The Rise and Shine of Comrade Fiasco: Gary Beadle as Jungle |
Tiata Fahodzi's production Boi Boi is Dead is a play by Zodwa Nyoni, a young black writer of Zimbabwean ancestry who lives in Britain. The Rise and Shine of Comrade Fiasco, which was at the Gate, is a piece I've known and admired for some time, written by a white Zimbabwean, Andrew Whaley. Just to add to the complications, Andrew is now in exile from Zimbabwe, and lives in South Africa. What was so fascinating and provocative about seeing the two pieces in juxtaposition was the realisation that the dramaturgical approach, the sense of culture, was rooted far less in the playwrights' distinct heritages, and far more in the immediacy of their experience.
Boi Boi is set in Zimbabwe, sure - and both the striking orange of the design and the carefully cultivated accents of the cast bear this out. But in many ways, the piece is actually very Western in its approach. This is a family drama, set in the aftermath of a charismatic father's funeral. Relatives and lovers descend, and secrets are pulled out of the past with the atavistic energy of Ibsen. The presence of Boi Boi as a trumpet-playing ghost is as much a theatrical reminder of this past (like the brother in Death of a Salesman) as an African ancestor-spirit.
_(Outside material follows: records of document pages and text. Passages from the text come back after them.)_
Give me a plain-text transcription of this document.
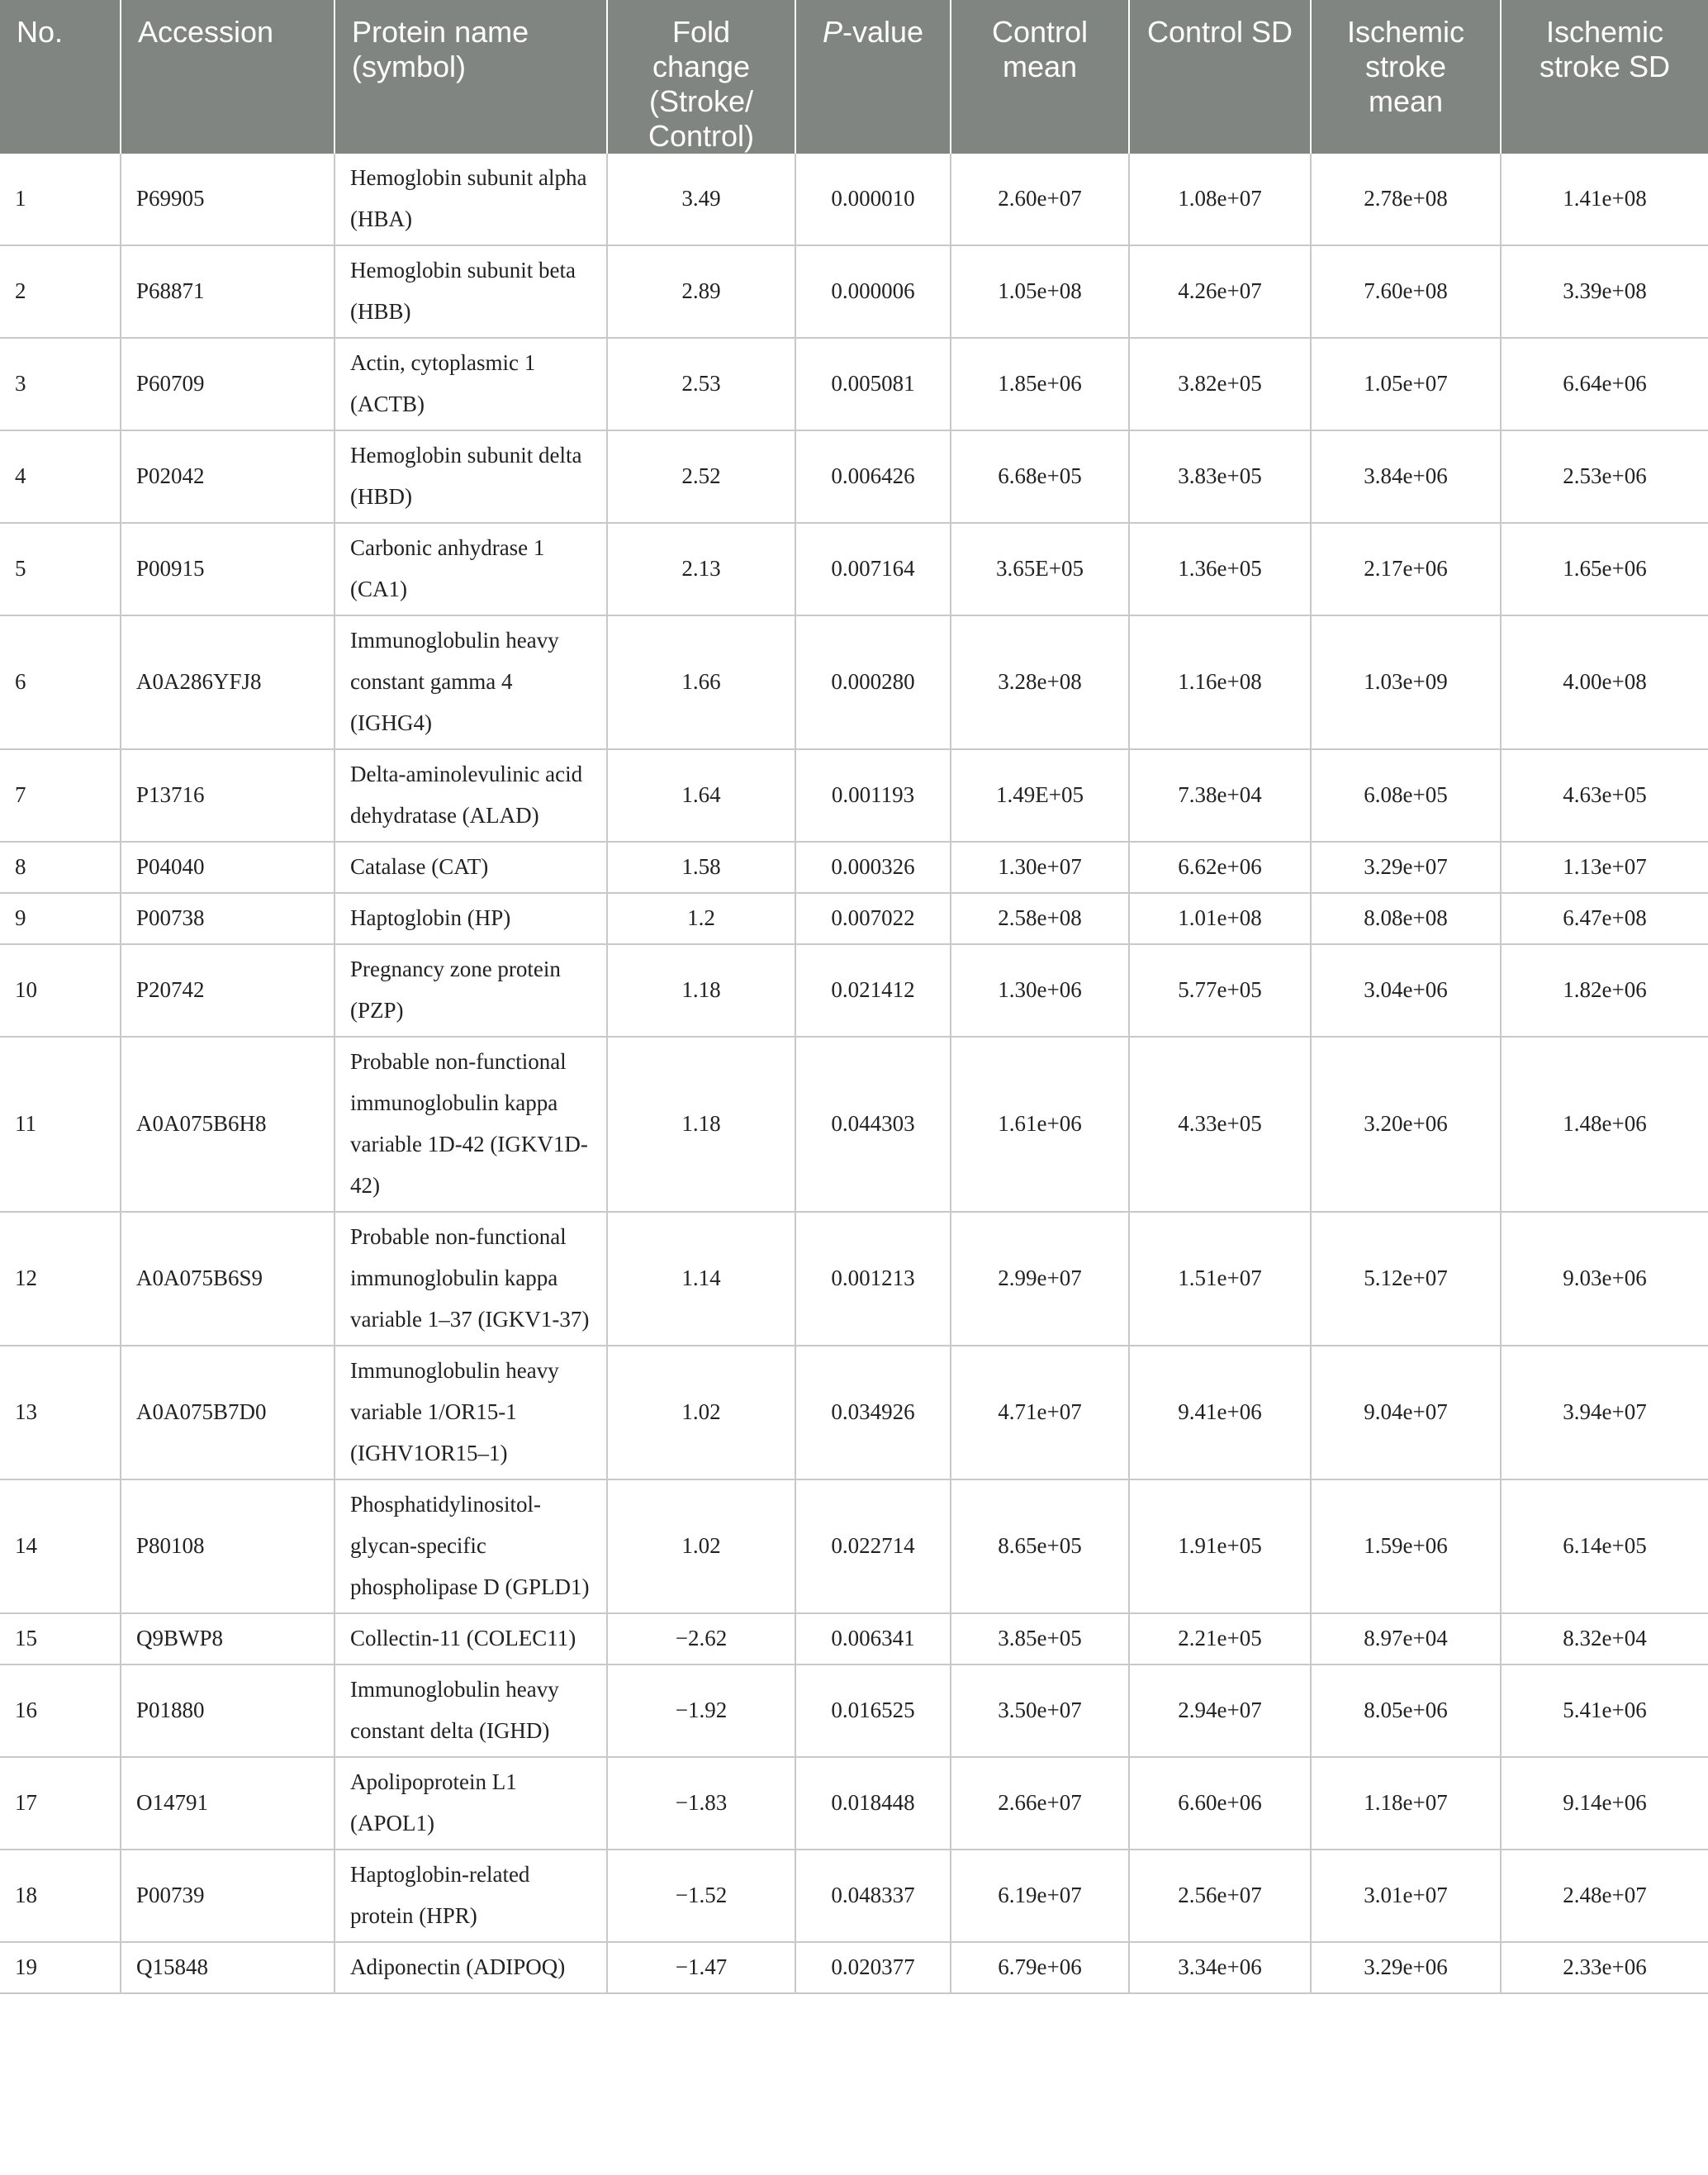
No.	Accession	Protein name (symbol)	Fold change (Stroke/ Control)	P-value	Control mean	Control SD	Ischemic stroke mean	Ischemic stroke SD
1	P69905	Hemoglobin subunit alpha (HBA)	3.49	0.000010	2.60e+07	1.08e+07	2.78e+08	1.41e+08
2	P68871	Hemoglobin subunit beta (HBB)	2.89	0.000006	1.05e+08	4.26e+07	7.60e+08	3.39e+08
3	P60709	Actin, cytoplasmic 1 (ACTB)	2.53	0.005081	1.85e+06	3.82e+05	1.05e+07	6.64e+06
4	P02042	Hemoglobin subunit delta (HBD)	2.52	0.006426	6.68e+05	3.83e+05	3.84e+06	2.53e+06
5	P00915	Carbonic anhydrase 1 (CA1)	2.13	0.007164	3.65E+05	1.36e+05	2.17e+06	1.65e+06
6	A0A286YFJ8	Immunoglobulin heavy constant gamma 4 (IGHG4)	1.66	0.000280	3.28e+08	1.16e+08	1.03e+09	4.00e+08
7	P13716	Delta-aminolevulinic acid dehydratase (ALAD)	1.64	0.001193	1.49E+05	7.38e+04	6.08e+05	4.63e+05
8	P04040	Catalase (CAT)	1.58	0.000326	1.30e+07	6.62e+06	3.29e+07	1.13e+07
9	P00738	Haptoglobin (HP)	1.2	0.007022	2.58e+08	1.01e+08	8.08e+08	6.47e+08
10	P20742	Pregnancy zone protein (PZP)	1.18	0.021412	1.30e+06	5.77e+05	3.04e+06	1.82e+06
11	A0A075B6H8	Probable non-functional immunoglobulin kappa variable 1D-42 (IGKV1D-42)	1.18	0.044303	1.61e+06	4.33e+05	3.20e+06	1.48e+06
12	A0A075B6S9	Probable non-functional immunoglobulin kappa variable 1–37 (IGKV1-37)	1.14	0.001213	2.99e+07	1.51e+07	5.12e+07	9.03e+06
13	A0A075B7D0	Immunoglobulin heavy variable 1/OR15-1 (IGHV1OR15–1)	1.02	0.034926	4.71e+07	9.41e+06	9.04e+07	3.94e+07
14	P80108	Phosphatidylinositol-glycan-specific phospholipase D (GPLD1)	1.02	0.022714	8.65e+05	1.91e+05	1.59e+06	6.14e+05
15	Q9BWP8	Collectin-11 (COLEC11)	−2.62	0.006341	3.85e+05	2.21e+05	8.97e+04	8.32e+04
16	P01880	Immunoglobulin heavy constant delta (IGHD)	−1.92	0.016525	3.50e+07	2.94e+07	8.05e+06	5.41e+06
17	O14791	Apolipoprotein L1 (APOL1)	−1.83	0.018448	2.66e+07	6.60e+06	1.18e+07	9.14e+06
18	P00739	Haptoglobin-related protein (HPR)	−1.52	0.048337	6.19e+07	2.56e+07	3.01e+07	2.48e+07
19	Q15848	Adiponectin (ADIPOQ)	−1.47	0.020377	6.79e+06	3.34e+06	3.29e+06	2.33e+06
Where such spirits seemed to me far more manifest was in Fiasco. The title character, thrown into a police cell as if from nowhere, is apparently a veteran of Zimbabwe's independence wars, who has been in hiding, unaware that freedom has been achieved. So he is a ghost too - but a living, present, embodied one - interacting with the other figures in the cell / the stage / the country. And this 'spirit' evokes the past in a way that is much less naturalistic than in Boi Boi - so that the other characters, and the audience, come to re-experience the process of national self-creation.
This leads to all sorts of strange shifts in the play, which seems to move from the cell to guerrilla camps in Mozambique, villages, and the campaign trail. Space and time are constantly transformed, evoking a powerful sense that the past is not past - that it exists in the now, shaping the contemporary experience. On one level, this is the African cosmology evoked by Soyinka and by traditional healers - it is also very close to critical theory, and perhaps especially Marx. And it is intensely theatrical, because it is about the embodiment of historical forces - spirits - in the immediate physical present.
Or so it seemed to me. I was very surprised to see the Gate only about half full - so I looked up the reviews. Almost all of them say that the play is not "clear", that it is "confused" or "messy". Michael Billington, for example, craves "more information and rather less theatrical game-playing." That does make you wonder why he goes to the theatre instead of reading historical accounts. The game-playing, the playfulness of the play, is surely what makes the history being explored emotionally real - which is what theatre is there to do. If you want facts, there are other places you can go. What these critics are really saying is that the play failed to fit in with their own pre-conceived sense of what theatre ought to be - that it was not Western, rational, readily understood. Whaley's is an African approach to theatre - and that is precisely what gives it such power. Indeed, I would say that its power is even greater in a Western context, precisely because the form becomes as disturbing as the content. It is (pace Brecht) a process of making strange.
Unfortunately, I saw the last performance. Otherwise I would be campaigning to get the play an audience. One that understands it emotionally, not one that seeks only the Western virtue of clarity.